Welt : Royals: Königlicher Spaß

Hendrik Bebber

Prinz William will als frisch gebackener Student "vor allem Spaß haben". Dem "Sunday Telegraph" sagte William, der an diesem Montag sein Kunstgeschichte-Studium an der schottischen Elite-Universität St. Andrews beginnt: "Ich möchte gern ein ganz normaler Student sein." "Wenn ich schon zur Immatrikulation erschienen wäre, hätte der Medienrummel meinen Mitstudenten den Spaß verdorben. So blieb mir wenigstens erspart, dass ich total verkatert in der Gosse liege", fügte er in Anspielung auf seine Vorliebe für Apfelmost hinzu.

Der Fototermin des Prinzen für die Presse wurde vom Buckingham Palast gegen das Versprechen der Medien arrangiert, Williams Studium nicht zu stören. Um aber ganz sicher zu sein, wachen Agenten des britischen Geheimdienstes MI5 darüber, dass weder Reporter noch Attentäter ihrem Schützling nachstellen. Seine Mitstudenten vergatterte Rektor Brian Lang auf strenge Diskretion: Wer über William bei der Presse klatscht, fliegt sofort von der Uni. Die Zimmernachbarn wurden handverlesen und alle Mitarbeiter der Universität zur strengen Verschwiegenheit verpflichtet.

Während die britischen Medien freiwillig Zurückhaltung gelobten, wird befürchtet, dass ausländische Paparazzi schon auf den grossen Schnappschuss warten.
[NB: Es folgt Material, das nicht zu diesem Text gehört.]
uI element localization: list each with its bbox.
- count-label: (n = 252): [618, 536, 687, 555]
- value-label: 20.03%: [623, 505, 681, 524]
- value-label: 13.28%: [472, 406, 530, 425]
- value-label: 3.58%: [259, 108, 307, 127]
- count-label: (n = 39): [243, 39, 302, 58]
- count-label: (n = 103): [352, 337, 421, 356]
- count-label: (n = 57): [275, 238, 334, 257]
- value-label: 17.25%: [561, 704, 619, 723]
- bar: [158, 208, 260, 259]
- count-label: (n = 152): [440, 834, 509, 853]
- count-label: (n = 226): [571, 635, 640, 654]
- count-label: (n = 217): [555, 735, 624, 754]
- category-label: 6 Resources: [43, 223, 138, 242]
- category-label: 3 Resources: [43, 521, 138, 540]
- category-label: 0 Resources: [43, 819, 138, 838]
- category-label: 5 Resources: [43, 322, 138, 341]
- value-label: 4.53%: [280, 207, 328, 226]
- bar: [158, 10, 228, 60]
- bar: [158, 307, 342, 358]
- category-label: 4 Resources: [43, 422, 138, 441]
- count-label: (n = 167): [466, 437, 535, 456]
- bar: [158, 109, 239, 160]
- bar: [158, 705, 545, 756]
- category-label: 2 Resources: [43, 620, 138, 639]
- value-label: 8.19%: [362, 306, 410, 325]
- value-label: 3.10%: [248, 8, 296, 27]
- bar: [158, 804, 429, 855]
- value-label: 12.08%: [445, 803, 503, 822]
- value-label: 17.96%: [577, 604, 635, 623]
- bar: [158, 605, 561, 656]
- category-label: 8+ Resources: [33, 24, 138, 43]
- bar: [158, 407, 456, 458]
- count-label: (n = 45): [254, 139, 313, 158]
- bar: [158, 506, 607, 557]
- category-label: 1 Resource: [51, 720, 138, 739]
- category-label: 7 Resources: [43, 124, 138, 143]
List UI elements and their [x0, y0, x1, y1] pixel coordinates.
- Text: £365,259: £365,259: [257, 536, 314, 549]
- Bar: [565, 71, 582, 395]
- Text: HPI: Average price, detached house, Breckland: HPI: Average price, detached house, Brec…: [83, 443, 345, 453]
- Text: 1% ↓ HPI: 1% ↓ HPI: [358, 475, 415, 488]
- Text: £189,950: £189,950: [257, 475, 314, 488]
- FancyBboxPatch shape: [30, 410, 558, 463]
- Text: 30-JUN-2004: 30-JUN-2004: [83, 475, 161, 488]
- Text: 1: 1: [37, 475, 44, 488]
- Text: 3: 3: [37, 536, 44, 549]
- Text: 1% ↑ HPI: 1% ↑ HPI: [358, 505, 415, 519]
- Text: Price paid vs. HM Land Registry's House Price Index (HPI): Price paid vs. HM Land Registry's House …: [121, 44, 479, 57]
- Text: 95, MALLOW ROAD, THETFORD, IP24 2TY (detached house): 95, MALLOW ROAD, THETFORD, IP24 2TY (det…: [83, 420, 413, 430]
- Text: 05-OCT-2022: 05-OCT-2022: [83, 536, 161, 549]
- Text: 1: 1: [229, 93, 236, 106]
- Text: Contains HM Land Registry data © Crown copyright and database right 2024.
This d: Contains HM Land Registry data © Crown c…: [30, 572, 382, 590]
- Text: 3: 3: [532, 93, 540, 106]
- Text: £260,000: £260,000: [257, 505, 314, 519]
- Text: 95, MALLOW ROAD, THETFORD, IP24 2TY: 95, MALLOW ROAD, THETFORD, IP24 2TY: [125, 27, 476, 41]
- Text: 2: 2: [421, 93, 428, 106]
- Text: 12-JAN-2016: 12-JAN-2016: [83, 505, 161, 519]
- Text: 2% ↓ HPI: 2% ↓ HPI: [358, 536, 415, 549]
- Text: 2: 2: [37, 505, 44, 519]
Ein Bild des Prinzen unter der Dusche oder gar beim Knutschen mit einer Freundin verspricht Millionenhonorare. Der "William Faktor" hat der Universität eine Verdoppelung der Studienbewerber beschert. Zwei Drittel sind Frauen. Viele haben sich in Kunstgeschichte eingetragen, um dem Prinzen möglichst nahe zu sein. Dem Geheimdienst ist bei diesem Interesse nicht wohl. Eine Splittergruppe der nordirischen Terrorszene veröffentlichte bereits Einzelheiten der Sicherheitsmaßnahmen im Internet. Und eine schottische Separatistenbewegung sandte einen Drohbrief.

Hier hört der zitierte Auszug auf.